"The Bank for International Settlements is no circus-tent Cassandra shrieking about the onrush of Doom. Bankers don't shriek. But here's the BIS, trembling before its crystal ball and talking, in its most recent annual report, about "planning for the worst. Consider first a discrete event which, if it occurred, would disrupt financial markets. What might be done in advance to prepare for such an eventuality? One important step would be to ensure the integrity of domestic lines of communication among core financial firms, their supervisors, the central bank and the operators of systemically critical parts of the financial infrastructure. Another would be to ensure similar openness at the international level. Stress testing is now almost universal in financial firms, which is highly desirable. Yet stress tests are based on simplifying assumptions that necessarily fail to match the complexity of real world events." That's a banker's way of saying, "The show could blow up tomorrow, and there may not be any way to stop it."
Does this indicate an unusual level of concern on the part of the BIS, or is Cockburn cherry picking their report?
Randy
----- Original Message ----- From: "Doug Henwood" <dhenwood at panix.com> To: <lbo-talk at lbo-talk.org> Sent: Wednesday, July 05, 2006 2:59 PM Subject: Re: [lbo-talk] Is This So?

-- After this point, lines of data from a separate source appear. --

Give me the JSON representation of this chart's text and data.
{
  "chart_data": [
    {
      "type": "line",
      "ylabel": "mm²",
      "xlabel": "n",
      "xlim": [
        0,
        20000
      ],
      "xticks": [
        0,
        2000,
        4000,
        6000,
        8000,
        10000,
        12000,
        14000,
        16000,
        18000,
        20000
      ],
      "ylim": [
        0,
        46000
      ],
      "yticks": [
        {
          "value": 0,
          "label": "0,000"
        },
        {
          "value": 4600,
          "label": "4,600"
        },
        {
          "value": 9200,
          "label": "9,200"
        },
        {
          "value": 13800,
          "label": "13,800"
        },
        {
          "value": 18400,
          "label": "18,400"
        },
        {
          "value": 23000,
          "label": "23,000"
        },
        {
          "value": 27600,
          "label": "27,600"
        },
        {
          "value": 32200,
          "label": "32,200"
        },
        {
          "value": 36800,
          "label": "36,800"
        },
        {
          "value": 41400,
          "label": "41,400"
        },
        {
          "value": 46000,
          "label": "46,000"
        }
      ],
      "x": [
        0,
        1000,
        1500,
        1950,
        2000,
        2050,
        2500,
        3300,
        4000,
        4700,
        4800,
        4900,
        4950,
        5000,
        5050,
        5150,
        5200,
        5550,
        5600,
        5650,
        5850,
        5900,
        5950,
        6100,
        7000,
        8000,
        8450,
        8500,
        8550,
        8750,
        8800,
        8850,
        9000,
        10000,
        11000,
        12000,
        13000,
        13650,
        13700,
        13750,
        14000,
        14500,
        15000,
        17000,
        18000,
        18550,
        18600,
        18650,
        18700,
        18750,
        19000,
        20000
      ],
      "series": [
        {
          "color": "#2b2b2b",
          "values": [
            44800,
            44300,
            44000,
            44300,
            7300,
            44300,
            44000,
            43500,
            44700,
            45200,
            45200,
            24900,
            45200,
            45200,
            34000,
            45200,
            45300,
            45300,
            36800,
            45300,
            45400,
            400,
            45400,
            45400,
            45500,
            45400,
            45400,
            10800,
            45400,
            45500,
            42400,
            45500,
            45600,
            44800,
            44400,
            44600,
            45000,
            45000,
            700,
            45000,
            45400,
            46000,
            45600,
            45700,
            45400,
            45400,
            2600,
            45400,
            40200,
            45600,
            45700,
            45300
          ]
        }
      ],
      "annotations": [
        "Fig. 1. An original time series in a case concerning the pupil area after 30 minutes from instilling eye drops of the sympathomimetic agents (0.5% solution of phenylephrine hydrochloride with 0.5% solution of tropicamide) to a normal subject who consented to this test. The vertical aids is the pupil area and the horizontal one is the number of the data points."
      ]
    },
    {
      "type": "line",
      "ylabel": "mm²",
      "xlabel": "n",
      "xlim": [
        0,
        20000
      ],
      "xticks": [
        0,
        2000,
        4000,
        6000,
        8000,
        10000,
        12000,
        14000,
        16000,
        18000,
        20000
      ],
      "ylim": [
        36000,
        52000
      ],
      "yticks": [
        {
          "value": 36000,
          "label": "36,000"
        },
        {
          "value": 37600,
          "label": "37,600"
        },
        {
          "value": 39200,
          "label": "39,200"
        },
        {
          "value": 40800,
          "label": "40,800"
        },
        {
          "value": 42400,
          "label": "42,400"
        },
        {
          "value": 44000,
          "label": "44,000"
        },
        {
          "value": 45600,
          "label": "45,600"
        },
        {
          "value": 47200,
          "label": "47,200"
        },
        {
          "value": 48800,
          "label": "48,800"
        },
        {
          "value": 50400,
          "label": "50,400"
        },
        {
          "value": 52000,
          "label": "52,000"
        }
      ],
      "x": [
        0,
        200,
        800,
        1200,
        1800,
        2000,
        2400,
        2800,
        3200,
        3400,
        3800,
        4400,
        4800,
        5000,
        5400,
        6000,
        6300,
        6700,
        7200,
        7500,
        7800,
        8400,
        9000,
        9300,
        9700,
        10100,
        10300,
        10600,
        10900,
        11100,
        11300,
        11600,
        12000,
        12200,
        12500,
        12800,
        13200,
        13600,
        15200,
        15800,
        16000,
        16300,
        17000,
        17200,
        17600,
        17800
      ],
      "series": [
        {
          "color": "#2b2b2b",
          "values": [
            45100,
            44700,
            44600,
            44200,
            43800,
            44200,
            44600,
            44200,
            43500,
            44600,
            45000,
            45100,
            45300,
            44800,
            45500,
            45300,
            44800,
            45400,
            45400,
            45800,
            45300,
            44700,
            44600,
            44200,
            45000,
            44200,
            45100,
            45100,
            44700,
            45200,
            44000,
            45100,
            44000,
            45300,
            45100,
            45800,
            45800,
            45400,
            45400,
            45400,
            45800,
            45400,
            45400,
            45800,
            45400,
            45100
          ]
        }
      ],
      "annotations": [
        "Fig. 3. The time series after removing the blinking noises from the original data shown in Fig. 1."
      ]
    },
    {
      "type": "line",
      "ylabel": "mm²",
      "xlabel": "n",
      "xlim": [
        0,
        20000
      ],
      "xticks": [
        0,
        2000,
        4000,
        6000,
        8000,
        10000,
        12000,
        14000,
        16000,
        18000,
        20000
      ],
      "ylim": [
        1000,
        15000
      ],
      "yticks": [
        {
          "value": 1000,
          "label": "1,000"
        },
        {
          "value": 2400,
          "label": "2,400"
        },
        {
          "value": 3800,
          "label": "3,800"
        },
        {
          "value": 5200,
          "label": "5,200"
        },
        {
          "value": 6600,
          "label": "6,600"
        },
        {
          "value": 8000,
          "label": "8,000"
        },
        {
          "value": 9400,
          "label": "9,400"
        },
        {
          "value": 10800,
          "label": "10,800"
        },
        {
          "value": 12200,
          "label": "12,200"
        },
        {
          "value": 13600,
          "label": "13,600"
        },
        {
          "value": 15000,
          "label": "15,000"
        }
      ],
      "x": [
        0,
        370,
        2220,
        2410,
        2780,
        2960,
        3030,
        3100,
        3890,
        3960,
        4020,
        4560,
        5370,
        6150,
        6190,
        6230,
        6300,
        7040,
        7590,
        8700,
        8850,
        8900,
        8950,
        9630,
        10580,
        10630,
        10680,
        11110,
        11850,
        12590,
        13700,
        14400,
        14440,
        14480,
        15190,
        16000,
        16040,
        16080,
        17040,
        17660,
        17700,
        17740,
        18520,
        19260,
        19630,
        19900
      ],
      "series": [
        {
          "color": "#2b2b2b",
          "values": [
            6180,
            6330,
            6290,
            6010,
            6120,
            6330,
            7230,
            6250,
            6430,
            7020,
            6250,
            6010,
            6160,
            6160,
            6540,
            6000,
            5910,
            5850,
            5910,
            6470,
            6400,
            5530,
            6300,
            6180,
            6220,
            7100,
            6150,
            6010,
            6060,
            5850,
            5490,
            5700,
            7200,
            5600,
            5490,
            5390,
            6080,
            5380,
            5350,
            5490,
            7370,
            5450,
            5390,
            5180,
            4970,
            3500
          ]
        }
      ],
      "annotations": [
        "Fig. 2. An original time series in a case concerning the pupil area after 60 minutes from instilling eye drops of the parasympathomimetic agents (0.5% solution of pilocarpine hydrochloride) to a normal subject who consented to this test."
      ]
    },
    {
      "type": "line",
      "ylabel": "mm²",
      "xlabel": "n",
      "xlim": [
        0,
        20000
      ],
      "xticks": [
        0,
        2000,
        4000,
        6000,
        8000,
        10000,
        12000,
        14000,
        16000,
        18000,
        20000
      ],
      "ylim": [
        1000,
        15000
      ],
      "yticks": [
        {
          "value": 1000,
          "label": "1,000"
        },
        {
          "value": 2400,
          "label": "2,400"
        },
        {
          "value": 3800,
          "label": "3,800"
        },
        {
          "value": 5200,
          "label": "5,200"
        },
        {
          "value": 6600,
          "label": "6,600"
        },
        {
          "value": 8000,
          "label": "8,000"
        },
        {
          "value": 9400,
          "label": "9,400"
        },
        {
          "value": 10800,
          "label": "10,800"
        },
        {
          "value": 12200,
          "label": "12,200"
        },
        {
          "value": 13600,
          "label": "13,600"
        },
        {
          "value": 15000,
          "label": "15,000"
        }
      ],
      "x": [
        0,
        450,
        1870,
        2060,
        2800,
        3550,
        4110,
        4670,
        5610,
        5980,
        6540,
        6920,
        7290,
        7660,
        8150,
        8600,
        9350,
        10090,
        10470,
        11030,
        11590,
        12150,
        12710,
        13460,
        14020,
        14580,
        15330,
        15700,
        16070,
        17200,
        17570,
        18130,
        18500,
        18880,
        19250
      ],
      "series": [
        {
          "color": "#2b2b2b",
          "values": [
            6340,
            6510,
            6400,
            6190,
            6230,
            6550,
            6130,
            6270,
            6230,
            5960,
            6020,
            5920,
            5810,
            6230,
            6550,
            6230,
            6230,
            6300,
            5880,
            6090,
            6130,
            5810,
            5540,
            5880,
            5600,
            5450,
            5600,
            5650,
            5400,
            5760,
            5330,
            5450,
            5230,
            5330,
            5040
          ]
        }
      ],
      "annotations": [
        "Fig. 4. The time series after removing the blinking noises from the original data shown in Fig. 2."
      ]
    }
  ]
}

On Jul 5, 2006, at 2:34 PM, Michael Pollak wrote:
> Fair enough. Cockburn is no economist and clearly this is just
> stopped-clock crisis mongering. If there is a serious downturn,
> you don't get any credit for predicting it if that's all you ever
> predict twice a year for decades.
>
> But just on the theoretical side, aren't there at least two
> reasonably substantial reasons why a large increase in the
> complexity and novelty of financial instruments increases the risk
> of a collapse of confidence? Namely
Maybe, but you don't need complex instruments to do this kind of work - all you need are some heavily indebted entities, or a daisy-chain of obligations in which one link goes bad. Worked like a charm in the 19th and early 20th centuries. A current example: the US mortgage market is characterized by increasingly exotic instruments, but the fundamental fact is that a lot of people have borrowed very aggressively, and in a serious downturn, risk losing their houses and causing serious economic problems. Maybe. Maybe not. But it'd be a mistake to focus on the exotic instruments when the real issue is debt and debt service ratios.